Contributors jfsinmsp

While extended RAC using SnapMirror active sync is a symmetric architecture with respect to IO, there is one exception that is connected to split-brain management.

What happens if the replication link is lost and neither site has quorum? What should happen? This question applies to both the Oracle RAC and the ONTAP behavior. If changes cannot be replicated across sites, and you want to resume operations, one of the sites will have to survive and the other site will have to become unavailable.

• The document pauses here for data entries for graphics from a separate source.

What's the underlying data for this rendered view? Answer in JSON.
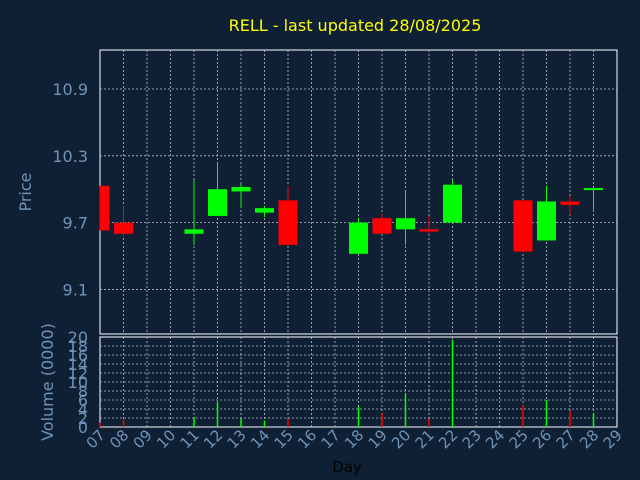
{
  "chart_data": [
    {
      "type": "candlestick",
      "title": "RELL - last updated 28/08/2025",
      "ylabel": "Price",
      "ylim": [
        8.7,
        11.25
      ],
      "yticks": [
        "9.1",
        "9.7",
        "10.3",
        "10.9"
      ],
      "grid": true,
      "colors": {
        "up": "#00ff00",
        "down": "#ff0000",
        "title": "#ffff00",
        "axis_text": "#6f93b8",
        "background": "#0f2034",
        "grid": "#b8c2cc"
      },
      "candles": [
        {
          "day": "07",
          "open": 10.03,
          "close": 9.63,
          "high": 10.03,
          "low": 9.63
        },
        {
          "day": "08",
          "open": 9.7,
          "close": 9.6,
          "high": 9.85,
          "low": 9.58
        },
        {
          "day": "11",
          "open": 9.6,
          "close": 9.64,
          "high": 10.08,
          "low": 9.5
        },
        {
          "day": "12",
          "open": 9.76,
          "close": 10.0,
          "high": 10.23,
          "low": 9.76
        },
        {
          "day": "13",
          "open": 9.98,
          "close": 10.02,
          "high": 10.05,
          "low": 9.83
        },
        {
          "day": "14",
          "open": 9.79,
          "close": 9.83,
          "high": 9.85,
          "low": 9.75
        },
        {
          "day": "15",
          "open": 9.9,
          "close": 9.5,
          "high": 10.03,
          "low": 9.5
        },
        {
          "day": "18",
          "open": 9.42,
          "close": 9.7,
          "high": 9.74,
          "low": 9.42
        },
        {
          "day": "19",
          "open": 9.74,
          "close": 9.6,
          "high": 9.78,
          "low": 9.6
        },
        {
          "day": "20",
          "open": 9.64,
          "close": 9.74,
          "high": 9.98,
          "low": 9.5
        },
        {
          "day": "21",
          "open": 9.64,
          "close": 9.62,
          "high": 9.76,
          "low": 9.6
        },
        {
          "day": "22",
          "open": 9.7,
          "close": 10.04,
          "high": 10.08,
          "low": 9.7
        },
        {
          "day": "25",
          "open": 9.9,
          "close": 9.44,
          "high": 9.9,
          "low": 9.44
        },
        {
          "day": "26",
          "open": 9.54,
          "close": 9.89,
          "high": 10.03,
          "low": 9.54
        },
        {
          "day": "27",
          "open": 9.89,
          "close": 9.86,
          "high": 9.94,
          "low": 9.77
        },
        {
          "day": "28",
          "open": 10.0,
          "close": 10.01,
          "high": 10.02,
          "low": 9.8
        }
      ]
    },
    {
      "type": "bar",
      "ylabel": "Volume (0000)",
      "xlabel": "Day",
      "ylim": [
        0,
        20
      ],
      "yticks": [
        "0",
        "2",
        "4",
        "6",
        "8",
        "10",
        "12",
        "14",
        "16",
        "18",
        "20"
      ],
      "xticks": [
        "07",
        "08",
        "09",
        "10",
        "11",
        "12",
        "13",
        "14",
        "15",
        "16",
        "17",
        "18",
        "19",
        "20",
        "21",
        "22",
        "23",
        "24",
        "25",
        "26",
        "27",
        "28",
        "29"
      ],
      "grid": true,
      "volumes": [
        {
          "day": "07",
          "value": 1.0,
          "dir": "down"
        },
        {
          "day": "08",
          "value": 1.6,
          "dir": "down"
        },
        {
          "day": "11",
          "value": 2.2,
          "dir": "up"
        },
        {
          "day": "12",
          "value": 5.4,
          "dir": "up"
        },
        {
          "day": "13",
          "value": 1.8,
          "dir": "up"
        },
        {
          "day": "14",
          "value": 1.4,
          "dir": "up"
        },
        {
          "day": "15",
          "value": 1.8,
          "dir": "down"
        },
        {
          "day": "18",
          "value": 4.6,
          "dir": "up"
        },
        {
          "day": "19",
          "value": 3.0,
          "dir": "down"
        },
        {
          "day": "20",
          "value": 7.2,
          "dir": "up"
        },
        {
          "day": "21",
          "value": 1.8,
          "dir": "down"
        },
        {
          "day": "22",
          "value": 19.4,
          "dir": "up"
        },
        {
          "day": "25",
          "value": 4.8,
          "dir": "down"
        },
        {
          "day": "26",
          "value": 6.0,
          "dir": "up"
        },
        {
          "day": "27",
          "value": 3.6,
          "dir": "down"
        },
        {
          "day": "28",
          "value": 3.0,
          "dir": "up"
        }
      ]
    }
  ]
}
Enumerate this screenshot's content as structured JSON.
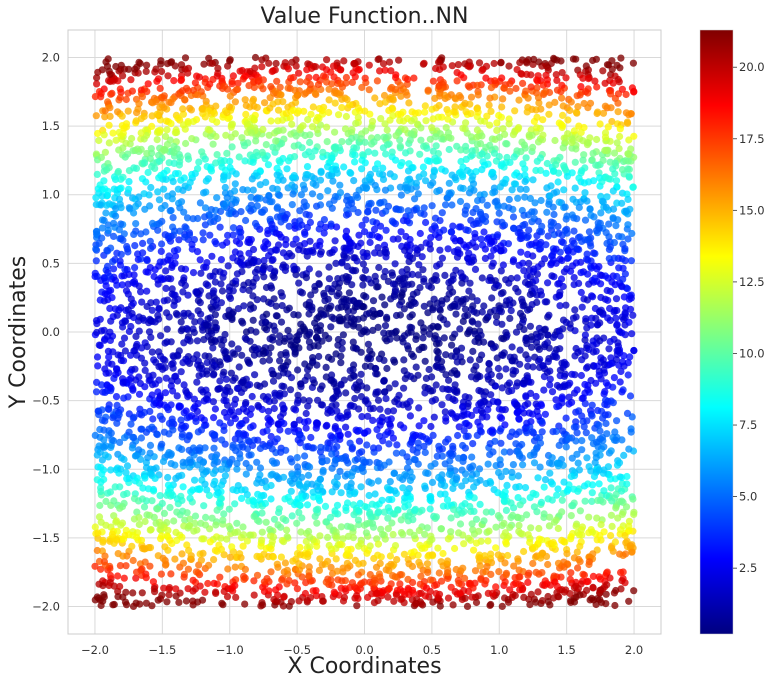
{
  "chart_data": {
    "type": "scatter",
    "title": "Value Function..NN",
    "xlabel": "X Coordinates",
    "ylabel": "Y Coordinates",
    "xlim": [
      -2.2,
      2.2
    ],
    "ylim": [
      -2.2,
      2.2
    ],
    "xticks": [
      -2.0,
      -1.5,
      -1.0,
      -0.5,
      0.0,
      0.5,
      1.0,
      1.5,
      2.0
    ],
    "yticks": [
      -2.0,
      -1.5,
      -1.0,
      -0.5,
      0.0,
      0.5,
      1.0,
      1.5,
      2.0
    ],
    "xtick_labels": [
      "−2.0",
      "−1.5",
      "−1.0",
      "−0.5",
      "0.0",
      "0.5",
      "1.0",
      "1.5",
      "2.0"
    ],
    "ytick_labels": [
      "−2.0",
      "−1.5",
      "−1.0",
      "−0.5",
      "0.0",
      "0.5",
      "1.0",
      "1.5",
      "2.0"
    ],
    "grid": true,
    "sample_domain": {
      "x": [
        -2.0,
        2.0
      ],
      "y": [
        -2.0,
        2.0
      ]
    },
    "approx_point_count": 6000,
    "colormap": "jet",
    "value_function": "approx. 0.15 + 5.2*y^2 + 0.6*x^2 (read from color)",
    "colorbar": {
      "range": [
        0.2,
        21.3
      ],
      "ticks": [
        2.5,
        5.0,
        7.5,
        10.0,
        12.5,
        15.0,
        17.5,
        20.0
      ],
      "tick_labels": [
        "2.5",
        "5.0",
        "7.5",
        "10.0",
        "12.5",
        "15.0",
        "17.5",
        "20.0"
      ]
    },
    "jet_stops": [
      "#000080",
      "#0000ff",
      "#0080ff",
      "#00ffff",
      "#80ff80",
      "#ffff00",
      "#ff8000",
      "#ff0000",
      "#800000"
    ]
  },
  "colors": {
    "grid": "#d9d9d9",
    "frame": "#cccccc",
    "text": "#222222"
  }
}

The ONTAP Mediator addresses this requirement at the ONTAP layer. There are multiple options for RAC tiebreaking.

Oracle tiebreakers

The best method to manage split-brain Oracle RAC risks is to use an odd number of RAC nodes, preferably by use of a 3rd site tiebreaker. If a 3rd site is unavailable, the tiebreaker instance could be placed on one site of the two sites, effectively designating it a preferred survivor site.

Oracle and css_critical

With an even number of nodes, the default Oracle RAC behavior is that one of the nodes in the cluster will be deemed more important than the other nodes. The site with that higher priority node will survive site isolation while the nodes on the other site will evict. The prioritization is based on multiple factors, but you can also control this behavior using the css_critical setting.

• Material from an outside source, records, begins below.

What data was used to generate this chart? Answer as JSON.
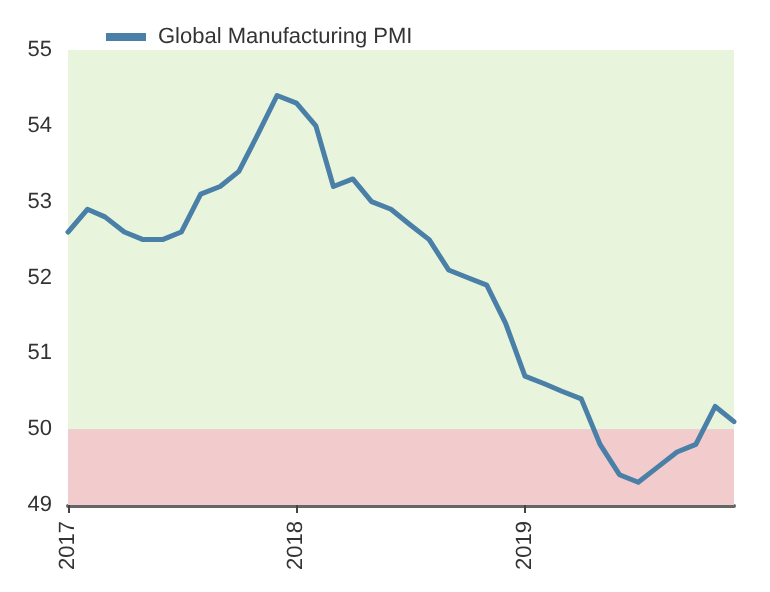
{
  "chart_data": {
    "type": "line",
    "x": [
      "2017-01",
      "2017-02",
      "2017-03",
      "2017-04",
      "2017-05",
      "2017-06",
      "2017-07",
      "2017-08",
      "2017-09",
      "2017-10",
      "2017-11",
      "2017-12",
      "2018-01",
      "2018-02",
      "2018-03",
      "2018-04",
      "2018-05",
      "2018-06",
      "2018-07",
      "2018-08",
      "2018-09",
      "2018-10",
      "2018-11",
      "2018-12",
      "2019-01",
      "2019-02",
      "2019-03",
      "2019-04",
      "2019-05",
      "2019-06",
      "2019-07",
      "2019-08",
      "2019-09",
      "2019-10",
      "2019-11",
      "2019-12"
    ],
    "series": [
      {
        "name": "Global Manufacturing PMI",
        "color": "#4a7fa8",
        "values": [
          52.6,
          52.9,
          52.8,
          52.6,
          52.5,
          52.5,
          52.6,
          53.1,
          53.2,
          53.4,
          53.9,
          54.4,
          54.3,
          54.0,
          53.2,
          53.3,
          53.0,
          52.9,
          52.7,
          52.5,
          52.1,
          52.0,
          51.9,
          51.4,
          50.7,
          50.6,
          50.5,
          50.4,
          49.8,
          49.4,
          49.3,
          49.5,
          49.7,
          49.8,
          50.3,
          50.1
        ]
      }
    ],
    "xlim": [
      "2017-01",
      "2019-12"
    ],
    "xticks": [
      "2017",
      "2018",
      "2019"
    ],
    "ylim": [
      49,
      55
    ],
    "yticks": [
      49,
      50,
      51,
      52,
      53,
      54,
      55
    ],
    "bands": [
      {
        "axis": "y",
        "from": 50,
        "to": 55,
        "color": "#e8f5dc"
      },
      {
        "axis": "y",
        "from": 49,
        "to": 50,
        "color": "#f2cccc"
      }
    ],
    "grid": "y",
    "legend": "top left",
    "marker": "none",
    "line_style": "solid"
  }
}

In the example architecture, the hostnames for the RAC nodes are jfs12 and jfs13. The current settings for css_critical are as follows:

[root@jfs12 ~]# /grid/bin/crsctl get server css_critical
CRS-5092: Current value of the server attribute CSS_CRITICAL is no.

[root@jfs13 trace]# /grid/bin/crsctl get server css_critical
CRS-5092: Current value of the server attribute CSS_CRITICAL is no.

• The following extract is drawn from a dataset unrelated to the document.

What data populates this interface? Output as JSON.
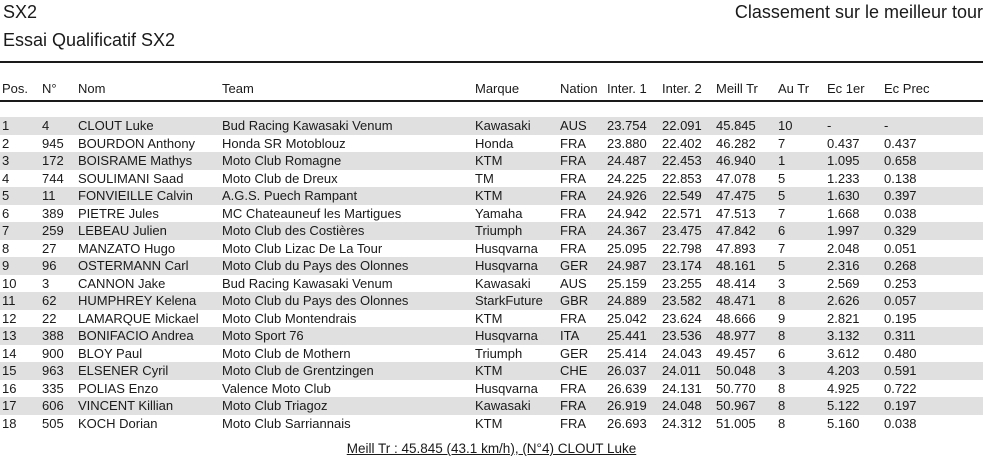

If you want the site with jfs12 to be the preferred site, change this value to yes on a site A node and restart services.

[root@jfs12 ~]# /grid/bin/crsctl set server css_critical yes
CRS-4416: Server attribute 'CSS_CRITICAL' successfully changed. Restart Oracle High Availability Services for new value to take effect.

[root@jfs12 ~]# /grid/bin/crsctl stop crs
CRS-2791: Starting shutdown of Oracle High Availability Services-managed resources on 'jfs12'
CRS-2673: Attempting to stop 'ora.crsd' on 'jfs12'
CRS-2790: Starting shutdown of Cluster Ready Services-managed resources on server 'jfs12'
CRS-2673: Attempting to stop 'ora.ntap.ntappdb1.pdb' on 'jfs12'
…
CRS-2673: Attempting to stop 'ora.gipcd' on 'jfs12'
CRS-2677: Stop of 'ora.gipcd' on 'jfs12' succeeded
CRS-2793: Shutdown of Oracle High Availability Services-managed resources on 'jfs12' has completed
CRS-4133: Oracle High Availability Services has been stopped.

[root@jfs12 ~]# /grid/bin/crsctl start crs
CRS-4123: Oracle High Availability Services has been started.